Édition du 26 mars 2024

Une tribune libre pour la gauche québécoise en marche

Premières Nations

Élections québécoises 2012

Femmes Autochtones du Québec Inc.

Lettre ouverte aux candidats dans le cadre de la campagne électorale : où sont les Inuits et les Premières Nations ?

Kahnawake, le 28 août 2012

La campagne actuelle laisse de côté de nombreuses questions qui intéressent pourtant une part non seulement importante de la population du Québec, mais surtout une population qui occupe la majeure partie du territoire du Plan Nord : les Inuits et les Premières Nations, projet qui est présenté comme l’espoir économique du Québec, comme le projet « d’une génération ».

Femmes autochtones du Québec travaille depuis plus de 38 ans à faire reconnaître les droits des femmes autochtones au Québec et à promouvoir l’amélioration de leurs conditions de vie. À l’occasion de cette campagne électorale 2012, nous souhaitons rappeler aux candidats que de nombreux défis sont toujours à relever pour que les femmes autochtones aient les mêmes droits que le reste de la population au Québec.

Nous souhaitons rappeler aussi à tous les candidats que le Canada a adopté la Déclaration des Nations Unies sur les droits des peuples autochtones en 2010 et que cet instrument rappelle les droits des peuples autochtones et les devoirs des États pour respecter ces droits.

Nous aimerions par conséquent interpeller les candidats à l’élection provinciale sur 6 sujets clés pour les femmes autochtones en particulier :

1. Le Plan Nord
2. Violence contre les femmes
3. Adoption coutumière et protection de la jeunesse
4. Langue et culture
5. Justice communautaire
6. Lutte contre la pauvreté des femmes autochtones

1. Les femmes autochtones et le Plan Nord

Article 32 de la Déclaration des Nations Unies sur les droits des peuples autochtones :

1. Les peuples autochtones ont le droit de définir et d’établir des priorités et des stratégies pour la mise en valeur et l’utilisation de leurs terres ou territoires et autres ressources.

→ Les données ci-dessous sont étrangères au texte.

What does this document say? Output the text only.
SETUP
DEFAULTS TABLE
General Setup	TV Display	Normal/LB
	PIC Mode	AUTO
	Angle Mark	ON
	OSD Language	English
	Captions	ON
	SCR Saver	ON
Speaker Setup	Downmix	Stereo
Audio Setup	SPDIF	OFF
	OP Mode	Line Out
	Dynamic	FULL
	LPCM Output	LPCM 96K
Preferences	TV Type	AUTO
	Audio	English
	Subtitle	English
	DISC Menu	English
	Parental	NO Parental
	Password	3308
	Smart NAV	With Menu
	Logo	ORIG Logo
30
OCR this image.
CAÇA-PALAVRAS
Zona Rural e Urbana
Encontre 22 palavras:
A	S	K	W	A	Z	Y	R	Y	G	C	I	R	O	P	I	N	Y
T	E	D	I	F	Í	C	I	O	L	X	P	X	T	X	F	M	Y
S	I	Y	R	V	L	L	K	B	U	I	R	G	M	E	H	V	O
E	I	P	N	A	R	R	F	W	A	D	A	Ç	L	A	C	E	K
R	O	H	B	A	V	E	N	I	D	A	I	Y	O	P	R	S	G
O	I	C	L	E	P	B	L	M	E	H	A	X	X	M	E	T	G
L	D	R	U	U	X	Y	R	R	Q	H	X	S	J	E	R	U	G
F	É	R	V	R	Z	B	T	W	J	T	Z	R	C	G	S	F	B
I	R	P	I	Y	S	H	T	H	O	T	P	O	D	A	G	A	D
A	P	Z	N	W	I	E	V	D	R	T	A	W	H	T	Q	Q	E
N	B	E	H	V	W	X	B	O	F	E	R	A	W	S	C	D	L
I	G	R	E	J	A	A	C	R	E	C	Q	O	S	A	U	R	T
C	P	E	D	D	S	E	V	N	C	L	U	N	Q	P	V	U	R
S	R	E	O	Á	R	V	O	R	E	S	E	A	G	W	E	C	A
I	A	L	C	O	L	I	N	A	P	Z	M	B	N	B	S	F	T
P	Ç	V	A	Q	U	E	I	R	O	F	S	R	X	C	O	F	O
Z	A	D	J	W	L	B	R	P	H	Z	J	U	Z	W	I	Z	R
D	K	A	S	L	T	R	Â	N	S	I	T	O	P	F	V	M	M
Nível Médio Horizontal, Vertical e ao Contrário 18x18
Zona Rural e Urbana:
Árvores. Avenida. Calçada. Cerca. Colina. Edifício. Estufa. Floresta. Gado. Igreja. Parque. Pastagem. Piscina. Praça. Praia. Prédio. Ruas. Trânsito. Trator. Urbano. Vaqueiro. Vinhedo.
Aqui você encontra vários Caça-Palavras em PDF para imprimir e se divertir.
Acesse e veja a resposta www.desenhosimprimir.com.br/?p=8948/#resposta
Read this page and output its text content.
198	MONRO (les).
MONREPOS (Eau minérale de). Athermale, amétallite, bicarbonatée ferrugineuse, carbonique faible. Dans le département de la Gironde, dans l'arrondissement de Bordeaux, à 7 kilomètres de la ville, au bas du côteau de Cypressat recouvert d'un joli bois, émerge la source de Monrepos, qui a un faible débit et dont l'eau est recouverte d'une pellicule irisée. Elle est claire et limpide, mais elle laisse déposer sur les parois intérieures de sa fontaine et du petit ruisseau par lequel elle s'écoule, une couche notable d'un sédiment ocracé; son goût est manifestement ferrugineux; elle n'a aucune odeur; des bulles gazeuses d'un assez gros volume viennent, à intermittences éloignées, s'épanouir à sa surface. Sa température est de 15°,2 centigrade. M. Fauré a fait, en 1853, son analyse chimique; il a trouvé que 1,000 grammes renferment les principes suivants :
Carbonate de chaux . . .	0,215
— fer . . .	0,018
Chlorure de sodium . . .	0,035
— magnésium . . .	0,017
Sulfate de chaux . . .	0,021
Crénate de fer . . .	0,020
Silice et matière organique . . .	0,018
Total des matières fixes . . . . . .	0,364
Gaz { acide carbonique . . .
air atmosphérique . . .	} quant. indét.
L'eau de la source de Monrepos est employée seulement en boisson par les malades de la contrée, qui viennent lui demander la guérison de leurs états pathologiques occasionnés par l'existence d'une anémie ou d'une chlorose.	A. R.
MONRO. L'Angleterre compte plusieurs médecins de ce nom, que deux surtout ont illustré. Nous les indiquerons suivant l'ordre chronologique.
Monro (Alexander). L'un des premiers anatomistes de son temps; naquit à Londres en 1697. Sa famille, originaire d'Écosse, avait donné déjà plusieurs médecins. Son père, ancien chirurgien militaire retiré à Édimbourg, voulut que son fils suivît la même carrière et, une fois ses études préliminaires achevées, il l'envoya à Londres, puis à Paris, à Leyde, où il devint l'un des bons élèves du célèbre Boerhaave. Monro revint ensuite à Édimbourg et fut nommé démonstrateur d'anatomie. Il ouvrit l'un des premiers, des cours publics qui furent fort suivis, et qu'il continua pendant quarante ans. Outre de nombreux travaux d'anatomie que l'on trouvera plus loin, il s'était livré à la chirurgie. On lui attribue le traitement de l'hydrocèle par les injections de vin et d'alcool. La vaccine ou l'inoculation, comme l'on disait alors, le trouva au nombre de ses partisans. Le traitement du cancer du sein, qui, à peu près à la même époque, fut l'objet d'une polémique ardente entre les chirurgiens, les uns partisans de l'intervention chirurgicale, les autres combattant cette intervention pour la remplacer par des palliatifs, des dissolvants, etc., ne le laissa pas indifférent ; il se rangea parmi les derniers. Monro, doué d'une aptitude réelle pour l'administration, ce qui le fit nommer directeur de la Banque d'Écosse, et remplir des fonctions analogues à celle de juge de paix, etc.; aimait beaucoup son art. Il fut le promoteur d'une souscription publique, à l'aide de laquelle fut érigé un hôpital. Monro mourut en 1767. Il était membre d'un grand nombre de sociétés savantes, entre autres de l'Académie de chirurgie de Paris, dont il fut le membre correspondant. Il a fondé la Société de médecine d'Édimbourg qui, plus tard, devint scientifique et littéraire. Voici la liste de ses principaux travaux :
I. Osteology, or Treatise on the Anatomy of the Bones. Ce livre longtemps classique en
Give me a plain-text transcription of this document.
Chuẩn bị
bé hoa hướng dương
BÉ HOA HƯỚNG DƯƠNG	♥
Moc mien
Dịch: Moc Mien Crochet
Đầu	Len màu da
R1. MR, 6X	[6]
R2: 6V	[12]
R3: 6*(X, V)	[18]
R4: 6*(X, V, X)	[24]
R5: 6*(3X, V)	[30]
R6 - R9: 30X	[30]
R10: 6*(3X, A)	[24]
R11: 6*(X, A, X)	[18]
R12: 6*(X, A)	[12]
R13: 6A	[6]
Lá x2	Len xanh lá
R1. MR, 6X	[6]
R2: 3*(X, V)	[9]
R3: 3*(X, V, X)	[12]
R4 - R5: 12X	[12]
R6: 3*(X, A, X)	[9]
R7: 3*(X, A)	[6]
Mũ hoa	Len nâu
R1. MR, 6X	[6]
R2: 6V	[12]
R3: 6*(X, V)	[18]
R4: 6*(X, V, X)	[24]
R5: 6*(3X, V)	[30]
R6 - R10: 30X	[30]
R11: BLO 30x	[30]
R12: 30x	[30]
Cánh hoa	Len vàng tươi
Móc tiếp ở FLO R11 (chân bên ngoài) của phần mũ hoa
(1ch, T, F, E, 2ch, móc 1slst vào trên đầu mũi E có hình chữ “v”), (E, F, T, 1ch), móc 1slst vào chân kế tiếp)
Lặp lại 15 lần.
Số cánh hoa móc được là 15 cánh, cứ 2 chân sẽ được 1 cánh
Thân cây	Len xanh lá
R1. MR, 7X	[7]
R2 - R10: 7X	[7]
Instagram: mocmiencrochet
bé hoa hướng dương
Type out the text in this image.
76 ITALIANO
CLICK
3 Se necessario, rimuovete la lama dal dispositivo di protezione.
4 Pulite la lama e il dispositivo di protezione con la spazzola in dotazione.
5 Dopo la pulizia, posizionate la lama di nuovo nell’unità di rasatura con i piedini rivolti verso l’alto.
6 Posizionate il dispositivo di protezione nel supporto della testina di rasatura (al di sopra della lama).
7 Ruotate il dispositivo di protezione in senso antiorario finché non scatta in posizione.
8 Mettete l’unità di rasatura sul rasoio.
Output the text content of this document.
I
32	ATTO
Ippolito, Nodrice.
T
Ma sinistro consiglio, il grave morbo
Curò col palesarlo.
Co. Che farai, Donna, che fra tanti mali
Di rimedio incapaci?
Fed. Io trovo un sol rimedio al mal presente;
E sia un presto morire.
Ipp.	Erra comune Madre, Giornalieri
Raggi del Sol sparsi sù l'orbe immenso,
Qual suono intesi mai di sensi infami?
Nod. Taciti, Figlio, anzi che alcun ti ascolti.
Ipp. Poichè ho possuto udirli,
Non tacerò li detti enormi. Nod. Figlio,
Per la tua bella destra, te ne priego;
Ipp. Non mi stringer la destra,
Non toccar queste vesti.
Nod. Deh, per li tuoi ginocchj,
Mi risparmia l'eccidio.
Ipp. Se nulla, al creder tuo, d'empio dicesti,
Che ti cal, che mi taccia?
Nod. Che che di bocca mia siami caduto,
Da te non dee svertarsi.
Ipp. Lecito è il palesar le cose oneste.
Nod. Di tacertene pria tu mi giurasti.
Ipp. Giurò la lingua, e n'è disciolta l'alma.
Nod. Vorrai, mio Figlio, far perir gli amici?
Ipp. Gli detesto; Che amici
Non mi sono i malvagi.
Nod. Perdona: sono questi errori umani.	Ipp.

2. Les États consultent les peuples autochtones concernés et coopèrent avec eux de bonne foi par l’intermédiaire de leurs propres institutions représentatives, en vue d’obtenir leur consentement, donné librement et en connaissance de cause, avant l’approbation de tout projet ayant des incidences sur leurs terres ou territoires et autres ressources, notamment en ce qui concerne la mise en valeur, l’utilisation ou l’exploitation des ressources minérales, hydriques ou autres.

Le Plan Nord, tel qu’il est présenté actuellement, a été conçu sans aucune consultation des Inuits et des Premières Nations, et a encore moins pris en compte le point de vue des femmes autochtones. Ce Plan prévoit l’ouverture des territoires du Nord aux industries d’exploitation des ressources sans consulter adéquatement les communautés, ni reconnaître leurs droits territoriaux.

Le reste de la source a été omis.